A Forbes analysis of 14 years of IRS documents also showed that the Donald J. Trump Foundation, which he started in 1988, gave away $10.9 million from 2001 to 2014 to 400 different charities, though only $2.8 million of that sum came from Donald Trump; the rest was from outsiders, including Comedy Central and NBCUniversal.

In June 2018, the New York State Attorney General announced a lawsuit against the Donald J. Trump Foundation, alleging “a pattern of persistent illegal conduct, occurring over more than a decade, that includes extensive unlawful political coordination with the Trump presidential campaign, repeated and willful self-dealing transactions to benefit Mr. Trump’s personal and business interests, and violations of basic legal obligations for nonprofit foundations.” Six months later, following a court decision in favor of the Attorney General, the foundation agreed to dissolve and now no longer exists.
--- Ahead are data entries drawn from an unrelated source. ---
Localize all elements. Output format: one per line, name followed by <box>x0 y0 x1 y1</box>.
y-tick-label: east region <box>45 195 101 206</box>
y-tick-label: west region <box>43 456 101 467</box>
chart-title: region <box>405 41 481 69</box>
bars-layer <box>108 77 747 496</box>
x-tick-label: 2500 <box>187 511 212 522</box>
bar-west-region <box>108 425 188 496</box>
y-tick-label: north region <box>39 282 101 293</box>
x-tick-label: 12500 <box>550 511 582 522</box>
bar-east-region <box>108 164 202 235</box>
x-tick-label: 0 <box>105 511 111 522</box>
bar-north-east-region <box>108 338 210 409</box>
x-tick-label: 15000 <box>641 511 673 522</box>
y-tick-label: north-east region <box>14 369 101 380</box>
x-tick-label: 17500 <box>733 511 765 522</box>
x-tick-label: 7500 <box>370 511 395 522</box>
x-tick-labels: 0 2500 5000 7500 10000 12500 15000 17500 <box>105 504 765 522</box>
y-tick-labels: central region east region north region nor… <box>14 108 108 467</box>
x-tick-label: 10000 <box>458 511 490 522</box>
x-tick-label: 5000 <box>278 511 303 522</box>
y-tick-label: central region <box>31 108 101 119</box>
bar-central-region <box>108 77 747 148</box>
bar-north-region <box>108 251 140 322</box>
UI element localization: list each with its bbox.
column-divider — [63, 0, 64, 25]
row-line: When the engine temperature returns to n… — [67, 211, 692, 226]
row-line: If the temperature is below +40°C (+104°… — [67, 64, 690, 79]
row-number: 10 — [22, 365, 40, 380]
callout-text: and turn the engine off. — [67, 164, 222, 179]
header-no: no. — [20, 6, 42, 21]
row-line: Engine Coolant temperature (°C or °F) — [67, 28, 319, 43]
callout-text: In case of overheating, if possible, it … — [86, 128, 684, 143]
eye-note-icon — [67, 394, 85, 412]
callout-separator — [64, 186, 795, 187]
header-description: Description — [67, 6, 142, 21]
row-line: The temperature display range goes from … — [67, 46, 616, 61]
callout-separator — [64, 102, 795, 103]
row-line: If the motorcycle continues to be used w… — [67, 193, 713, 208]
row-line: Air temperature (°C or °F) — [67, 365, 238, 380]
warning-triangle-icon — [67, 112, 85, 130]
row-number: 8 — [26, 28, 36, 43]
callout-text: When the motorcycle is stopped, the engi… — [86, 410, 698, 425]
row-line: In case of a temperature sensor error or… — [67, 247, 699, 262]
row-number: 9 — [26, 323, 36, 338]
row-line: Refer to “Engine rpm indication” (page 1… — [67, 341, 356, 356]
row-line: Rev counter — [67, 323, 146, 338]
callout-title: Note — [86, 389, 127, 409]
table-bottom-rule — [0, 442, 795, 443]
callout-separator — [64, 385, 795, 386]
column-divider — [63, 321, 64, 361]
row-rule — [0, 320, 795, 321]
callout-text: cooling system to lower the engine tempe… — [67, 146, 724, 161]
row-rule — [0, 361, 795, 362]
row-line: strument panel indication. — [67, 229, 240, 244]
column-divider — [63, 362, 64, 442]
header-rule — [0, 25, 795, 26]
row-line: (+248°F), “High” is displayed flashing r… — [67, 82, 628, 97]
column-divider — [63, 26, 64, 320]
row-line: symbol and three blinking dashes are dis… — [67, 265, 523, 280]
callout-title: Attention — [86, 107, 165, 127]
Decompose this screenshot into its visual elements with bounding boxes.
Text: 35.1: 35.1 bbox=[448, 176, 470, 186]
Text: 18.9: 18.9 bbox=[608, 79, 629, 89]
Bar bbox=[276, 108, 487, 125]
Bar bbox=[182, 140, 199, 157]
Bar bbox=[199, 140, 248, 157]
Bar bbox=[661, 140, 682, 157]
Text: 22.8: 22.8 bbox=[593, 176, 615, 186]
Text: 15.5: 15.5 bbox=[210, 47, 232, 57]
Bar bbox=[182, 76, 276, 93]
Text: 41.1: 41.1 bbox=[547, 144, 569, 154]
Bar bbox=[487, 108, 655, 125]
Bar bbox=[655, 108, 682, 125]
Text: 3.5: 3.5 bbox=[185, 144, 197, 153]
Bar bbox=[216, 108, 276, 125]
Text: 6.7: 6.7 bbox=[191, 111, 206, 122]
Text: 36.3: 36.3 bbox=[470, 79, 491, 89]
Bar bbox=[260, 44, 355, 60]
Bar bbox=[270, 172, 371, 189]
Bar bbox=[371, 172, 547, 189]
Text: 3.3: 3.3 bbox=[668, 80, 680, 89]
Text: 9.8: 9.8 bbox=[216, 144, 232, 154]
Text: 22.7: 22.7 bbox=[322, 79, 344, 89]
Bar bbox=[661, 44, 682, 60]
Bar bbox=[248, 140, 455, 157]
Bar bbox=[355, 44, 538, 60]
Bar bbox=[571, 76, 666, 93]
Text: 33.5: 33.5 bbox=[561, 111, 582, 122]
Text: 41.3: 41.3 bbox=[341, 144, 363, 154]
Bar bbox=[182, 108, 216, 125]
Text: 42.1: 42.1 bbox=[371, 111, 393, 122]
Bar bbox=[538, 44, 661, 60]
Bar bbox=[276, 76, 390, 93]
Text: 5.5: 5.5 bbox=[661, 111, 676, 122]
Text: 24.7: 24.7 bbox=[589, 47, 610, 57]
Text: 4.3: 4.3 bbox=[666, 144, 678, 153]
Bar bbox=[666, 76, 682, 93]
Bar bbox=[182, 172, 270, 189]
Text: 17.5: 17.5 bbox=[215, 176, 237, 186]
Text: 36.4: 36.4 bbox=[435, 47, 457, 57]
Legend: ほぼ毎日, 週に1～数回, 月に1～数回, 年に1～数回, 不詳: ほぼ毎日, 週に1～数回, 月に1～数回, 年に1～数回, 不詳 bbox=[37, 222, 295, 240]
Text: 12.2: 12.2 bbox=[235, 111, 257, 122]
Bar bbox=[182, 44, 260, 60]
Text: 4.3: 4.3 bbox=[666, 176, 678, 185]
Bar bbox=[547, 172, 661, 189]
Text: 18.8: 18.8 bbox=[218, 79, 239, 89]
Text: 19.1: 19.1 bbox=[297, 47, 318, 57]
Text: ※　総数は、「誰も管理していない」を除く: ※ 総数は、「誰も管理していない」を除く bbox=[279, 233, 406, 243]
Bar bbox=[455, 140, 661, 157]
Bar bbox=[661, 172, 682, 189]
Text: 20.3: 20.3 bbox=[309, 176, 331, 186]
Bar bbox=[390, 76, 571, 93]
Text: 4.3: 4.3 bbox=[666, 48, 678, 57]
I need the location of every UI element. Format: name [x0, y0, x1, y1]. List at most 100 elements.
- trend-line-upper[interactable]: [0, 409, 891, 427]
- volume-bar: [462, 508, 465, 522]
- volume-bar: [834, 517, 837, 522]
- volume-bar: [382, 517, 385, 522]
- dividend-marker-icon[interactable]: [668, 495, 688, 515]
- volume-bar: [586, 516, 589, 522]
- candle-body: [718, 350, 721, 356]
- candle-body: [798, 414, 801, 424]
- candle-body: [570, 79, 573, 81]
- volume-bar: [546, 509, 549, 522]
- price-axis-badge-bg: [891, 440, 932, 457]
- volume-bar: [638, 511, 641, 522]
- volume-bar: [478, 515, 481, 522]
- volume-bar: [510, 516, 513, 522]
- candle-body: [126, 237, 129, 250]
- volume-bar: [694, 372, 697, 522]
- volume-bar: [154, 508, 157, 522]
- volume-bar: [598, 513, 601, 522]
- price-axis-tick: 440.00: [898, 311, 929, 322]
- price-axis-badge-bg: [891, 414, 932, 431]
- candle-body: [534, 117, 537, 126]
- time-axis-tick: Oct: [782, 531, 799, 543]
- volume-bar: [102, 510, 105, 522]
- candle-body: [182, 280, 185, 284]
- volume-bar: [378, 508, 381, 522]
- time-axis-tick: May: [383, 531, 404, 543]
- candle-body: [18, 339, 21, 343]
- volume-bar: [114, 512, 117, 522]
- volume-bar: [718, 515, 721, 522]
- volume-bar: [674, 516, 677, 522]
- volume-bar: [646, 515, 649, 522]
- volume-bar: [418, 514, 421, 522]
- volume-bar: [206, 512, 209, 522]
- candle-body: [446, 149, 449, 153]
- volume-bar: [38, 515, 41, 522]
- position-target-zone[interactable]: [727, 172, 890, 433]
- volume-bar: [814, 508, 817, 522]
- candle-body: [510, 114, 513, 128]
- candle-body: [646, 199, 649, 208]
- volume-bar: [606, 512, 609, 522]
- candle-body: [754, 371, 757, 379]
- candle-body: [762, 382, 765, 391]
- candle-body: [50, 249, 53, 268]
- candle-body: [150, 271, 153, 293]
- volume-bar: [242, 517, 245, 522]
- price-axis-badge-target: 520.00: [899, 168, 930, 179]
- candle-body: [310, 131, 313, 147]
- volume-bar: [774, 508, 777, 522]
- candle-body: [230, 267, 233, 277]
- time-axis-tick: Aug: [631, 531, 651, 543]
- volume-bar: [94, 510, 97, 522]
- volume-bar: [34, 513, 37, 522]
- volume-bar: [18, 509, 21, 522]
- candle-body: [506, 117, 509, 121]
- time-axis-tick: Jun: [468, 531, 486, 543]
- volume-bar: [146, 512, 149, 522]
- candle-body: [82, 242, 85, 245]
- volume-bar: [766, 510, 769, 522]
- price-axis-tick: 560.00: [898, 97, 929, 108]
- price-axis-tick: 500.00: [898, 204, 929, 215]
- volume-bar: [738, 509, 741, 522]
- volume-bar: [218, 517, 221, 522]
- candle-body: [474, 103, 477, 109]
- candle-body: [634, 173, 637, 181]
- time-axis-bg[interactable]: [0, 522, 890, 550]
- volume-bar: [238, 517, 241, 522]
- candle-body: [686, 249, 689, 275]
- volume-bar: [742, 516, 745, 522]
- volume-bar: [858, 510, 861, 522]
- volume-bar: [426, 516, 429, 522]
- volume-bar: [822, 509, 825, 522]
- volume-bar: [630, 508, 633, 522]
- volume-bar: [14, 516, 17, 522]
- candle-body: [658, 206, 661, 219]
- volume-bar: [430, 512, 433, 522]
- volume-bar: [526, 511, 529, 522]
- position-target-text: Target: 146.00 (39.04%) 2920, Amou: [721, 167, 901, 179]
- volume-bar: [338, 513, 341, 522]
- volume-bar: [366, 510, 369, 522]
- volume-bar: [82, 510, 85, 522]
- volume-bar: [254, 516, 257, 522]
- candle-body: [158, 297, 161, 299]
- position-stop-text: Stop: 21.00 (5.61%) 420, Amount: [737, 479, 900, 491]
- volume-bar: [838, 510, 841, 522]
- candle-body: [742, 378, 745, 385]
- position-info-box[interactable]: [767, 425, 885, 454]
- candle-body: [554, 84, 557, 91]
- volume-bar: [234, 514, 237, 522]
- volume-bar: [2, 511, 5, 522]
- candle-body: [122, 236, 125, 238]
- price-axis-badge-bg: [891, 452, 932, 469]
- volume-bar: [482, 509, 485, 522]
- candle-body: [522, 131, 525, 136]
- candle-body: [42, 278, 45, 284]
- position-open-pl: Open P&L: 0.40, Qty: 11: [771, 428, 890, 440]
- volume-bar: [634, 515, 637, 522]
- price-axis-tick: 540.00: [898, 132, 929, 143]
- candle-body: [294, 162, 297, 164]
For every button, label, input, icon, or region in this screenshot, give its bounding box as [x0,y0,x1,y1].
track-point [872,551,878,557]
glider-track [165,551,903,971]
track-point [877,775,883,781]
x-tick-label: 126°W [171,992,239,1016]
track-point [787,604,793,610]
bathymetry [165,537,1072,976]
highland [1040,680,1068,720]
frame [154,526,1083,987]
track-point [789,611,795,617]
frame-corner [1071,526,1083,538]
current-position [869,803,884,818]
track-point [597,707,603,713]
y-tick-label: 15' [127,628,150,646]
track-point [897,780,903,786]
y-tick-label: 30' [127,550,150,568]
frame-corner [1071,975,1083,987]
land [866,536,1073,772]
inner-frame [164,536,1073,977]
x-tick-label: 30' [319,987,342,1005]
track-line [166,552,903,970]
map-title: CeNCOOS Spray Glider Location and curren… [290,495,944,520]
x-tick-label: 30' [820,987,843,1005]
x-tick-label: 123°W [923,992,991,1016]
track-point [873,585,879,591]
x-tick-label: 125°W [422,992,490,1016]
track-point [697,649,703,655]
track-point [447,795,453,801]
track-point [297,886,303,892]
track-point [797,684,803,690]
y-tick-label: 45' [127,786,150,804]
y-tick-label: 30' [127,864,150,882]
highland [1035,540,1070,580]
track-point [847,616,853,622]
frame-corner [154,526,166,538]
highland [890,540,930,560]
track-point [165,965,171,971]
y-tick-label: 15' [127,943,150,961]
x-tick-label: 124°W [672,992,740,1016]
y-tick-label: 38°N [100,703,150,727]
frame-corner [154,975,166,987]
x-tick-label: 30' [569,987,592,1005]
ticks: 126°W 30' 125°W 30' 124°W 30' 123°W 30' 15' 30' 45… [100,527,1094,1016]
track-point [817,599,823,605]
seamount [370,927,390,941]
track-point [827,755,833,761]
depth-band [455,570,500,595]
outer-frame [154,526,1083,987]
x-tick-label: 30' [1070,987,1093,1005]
In September this year, the New York Times obtained tax return data for Trump that extended “over more than two decades,” though it did not include his personal returns for 2018 or 2019. These documents reportedly show that Trump has given at least $130 million to charity since 2005, but that $119.3 million of that amount consists of charitable tax deductions granted for agreeing not to develop land. Representatives for the Trump campaign and the Trump Organization did not respond to requests for comment.